Evil is surprisingly commonplace. A family friend of James Rennie, convicted this week of running one of Scotland’s largest paedophile rings, said she had no qualms about using him as a baby-sitter because, ‘he seemed just like a regular guy’. Similarly, singer Kathryn Jenkins recounted in an interview her experience of being attacked as a student. The most memorable, and chilling, thing, she said, was that she was able to look straight at her attacker and her overriding thought was that ‘he looked just like anyone else’.

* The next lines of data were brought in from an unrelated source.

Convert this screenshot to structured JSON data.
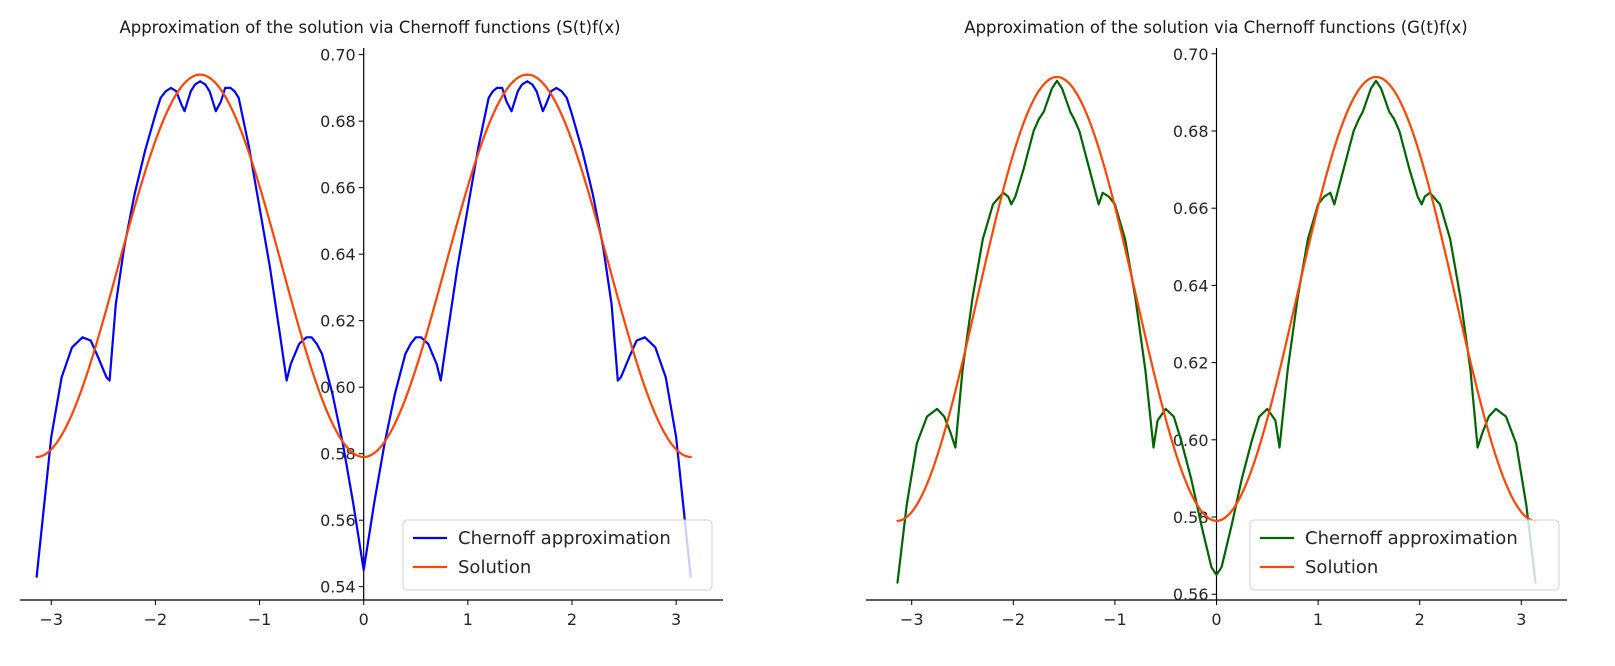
{
  "chart_data": [
    {
      "type": "line",
      "title": "Approximation of the solution via Chernoff functions (S(t)f(x)",
      "xlim": [
        -3.3,
        3.45
      ],
      "ylim": [
        0.536,
        0.702
      ],
      "x_ticks": [
        -3,
        -2,
        -1,
        0,
        1,
        2,
        3
      ],
      "x_tick_labels": [
        "−3",
        "−2",
        "−1",
        "0",
        "1",
        "2",
        "3"
      ],
      "y_ticks": [
        0.54,
        0.56,
        0.58,
        0.6,
        0.62,
        0.64,
        0.66,
        0.68,
        0.7
      ],
      "y_tick_labels": [
        "0.54",
        "0.56",
        "0.58",
        "0.60",
        "0.62",
        "0.64",
        "0.66",
        "0.68",
        "0.70"
      ],
      "legend_position": "lower-right",
      "series": [
        {
          "name": "Chernoff approximation",
          "color": "#0000ff",
          "x": [
            -3.14,
            -3.0,
            -2.9,
            -2.8,
            -2.7,
            -2.62,
            -2.55,
            -2.47,
            -2.44,
            -2.38,
            -2.3,
            -2.2,
            -2.1,
            -2.0,
            -1.95,
            -1.9,
            -1.85,
            -1.8,
            -1.75,
            -1.72,
            -1.66,
            -1.62,
            -1.57,
            -1.52,
            -1.48,
            -1.42,
            -1.37,
            -1.33,
            -1.28,
            -1.24,
            -1.2,
            -1.1,
            -1.0,
            -0.9,
            -0.8,
            -0.74,
            -0.7,
            -0.62,
            -0.55,
            -0.5,
            -0.45,
            -0.4,
            -0.3,
            -0.2,
            -0.1,
            0.0,
            0.1,
            0.2,
            0.3,
            0.4,
            0.45,
            0.5,
            0.55,
            0.62,
            0.7,
            0.74,
            0.8,
            0.9,
            1.0,
            1.1,
            1.2,
            1.24,
            1.28,
            1.33,
            1.37,
            1.42,
            1.48,
            1.52,
            1.57,
            1.62,
            1.66,
            1.72,
            1.75,
            1.8,
            1.85,
            1.9,
            1.95,
            2.0,
            2.1,
            2.2,
            2.3,
            2.38,
            2.44,
            2.47,
            2.55,
            2.62,
            2.7,
            2.8,
            2.9,
            3.0,
            3.14
          ],
          "y": [
            0.543,
            0.585,
            0.603,
            0.612,
            0.615,
            0.614,
            0.609,
            0.603,
            0.602,
            0.625,
            0.642,
            0.658,
            0.671,
            0.682,
            0.687,
            0.689,
            0.69,
            0.689,
            0.685,
            0.683,
            0.689,
            0.691,
            0.692,
            0.691,
            0.689,
            0.683,
            0.686,
            0.69,
            0.69,
            0.689,
            0.687,
            0.672,
            0.654,
            0.636,
            0.615,
            0.602,
            0.607,
            0.613,
            0.615,
            0.615,
            0.613,
            0.61,
            0.598,
            0.583,
            0.565,
            0.545,
            0.565,
            0.583,
            0.598,
            0.61,
            0.613,
            0.615,
            0.615,
            0.613,
            0.607,
            0.602,
            0.615,
            0.636,
            0.654,
            0.672,
            0.687,
            0.689,
            0.69,
            0.69,
            0.686,
            0.683,
            0.689,
            0.691,
            0.692,
            0.691,
            0.689,
            0.683,
            0.685,
            0.689,
            0.69,
            0.689,
            0.687,
            0.682,
            0.671,
            0.658,
            0.642,
            0.625,
            0.602,
            0.603,
            0.609,
            0.614,
            0.615,
            0.612,
            0.603,
            0.585,
            0.543
          ]
        },
        {
          "name": "Solution",
          "color": "#ff4500",
          "function": "0.6365 - 0.0575*cos(2*x)",
          "x_range": [
            -3.14,
            3.14
          ]
        }
      ]
    },
    {
      "type": "line",
      "title": "Approximation of the solution via Chernoff functions (G(t)f(x)",
      "xlim": [
        -3.45,
        3.45
      ],
      "ylim": [
        0.5585,
        0.7015
      ],
      "x_ticks": [
        -3,
        -2,
        -1,
        0,
        1,
        2,
        3
      ],
      "x_tick_labels": [
        "−3",
        "−2",
        "−1",
        "0",
        "1",
        "2",
        "3"
      ],
      "y_ticks": [
        0.56,
        0.58,
        0.6,
        0.62,
        0.64,
        0.66,
        0.68,
        0.7
      ],
      "y_tick_labels": [
        "0.56",
        "0.58",
        "0.60",
        "0.62",
        "0.64",
        "0.66",
        "0.68",
        "0.70"
      ],
      "legend_position": "lower-right",
      "series": [
        {
          "name": "Chernoff approximation",
          "color": "#006400",
          "x": [
            -3.14,
            -3.05,
            -2.95,
            -2.85,
            -2.75,
            -2.68,
            -2.62,
            -2.57,
            -2.5,
            -2.4,
            -2.3,
            -2.2,
            -2.1,
            -2.05,
            -2.02,
            -1.98,
            -1.9,
            -1.8,
            -1.75,
            -1.7,
            -1.62,
            -1.57,
            -1.52,
            -1.44,
            -1.4,
            -1.35,
            -1.25,
            -1.16,
            -1.12,
            -1.06,
            -1.0,
            -0.9,
            -0.8,
            -0.7,
            -0.62,
            -0.58,
            -0.5,
            -0.42,
            -0.35,
            -0.25,
            -0.15,
            -0.05,
            0.0,
            0.05,
            0.15,
            0.25,
            0.35,
            0.42,
            0.5,
            0.58,
            0.62,
            0.7,
            0.8,
            0.9,
            1.0,
            1.06,
            1.12,
            1.16,
            1.25,
            1.35,
            1.4,
            1.44,
            1.52,
            1.57,
            1.62,
            1.7,
            1.75,
            1.8,
            1.9,
            1.98,
            2.02,
            2.05,
            2.1,
            2.2,
            2.3,
            2.4,
            2.5,
            2.57,
            2.62,
            2.68,
            2.75,
            2.85,
            2.95,
            3.05,
            3.14
          ],
          "y": [
            0.563,
            0.583,
            0.599,
            0.606,
            0.608,
            0.606,
            0.602,
            0.598,
            0.618,
            0.637,
            0.652,
            0.661,
            0.664,
            0.663,
            0.661,
            0.663,
            0.67,
            0.68,
            0.683,
            0.685,
            0.691,
            0.693,
            0.691,
            0.685,
            0.683,
            0.68,
            0.67,
            0.661,
            0.664,
            0.663,
            0.661,
            0.652,
            0.637,
            0.618,
            0.598,
            0.605,
            0.608,
            0.606,
            0.6,
            0.59,
            0.578,
            0.567,
            0.565,
            0.567,
            0.578,
            0.59,
            0.6,
            0.606,
            0.608,
            0.605,
            0.598,
            0.618,
            0.637,
            0.652,
            0.661,
            0.663,
            0.664,
            0.661,
            0.67,
            0.68,
            0.683,
            0.685,
            0.691,
            0.693,
            0.691,
            0.685,
            0.683,
            0.68,
            0.67,
            0.663,
            0.661,
            0.663,
            0.664,
            0.661,
            0.652,
            0.637,
            0.618,
            0.598,
            0.602,
            0.606,
            0.608,
            0.606,
            0.599,
            0.583,
            0.563
          ]
        },
        {
          "name": "Solution",
          "color": "#ff4500",
          "function": "0.6365 - 0.0575*cos(2*x)",
          "x_range": [
            -3.14,
            3.14
          ]
        }
      ]
    }
  ]
}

John Eldredge, in his little booklet ‘Epic’, speaks about how surprising it is that so many people live the story of their lives as if we have no enemies, while all the evidence around us suggests the world is a difficult and dangerous place:
“I am staggered by the level of naïveté that most people live with regarding evil. They don’t take it seriously. They don’t live as though the Story has a Villain. Not the devil prancing around in red tights, carrying a pitchfork, but the incarnation of the very worst of every enemy you’ve ever met in every other story. Dear God – the Holocaust, child prostitution, terrorist bombings, genocidal governments. What is it going to take for us to take evil seriously? Life is very confusing if you do not take into account that there is a Villain…”
He says this not to make us paranoid or anxious, but to enable us to resist the temptation to think that evil is invariably ‘other’, special and distinct, easily and obviously recognisable from the norm. It’s not, it’s everywhere, even in the heart of each one of us. It just rarely wears silly hats.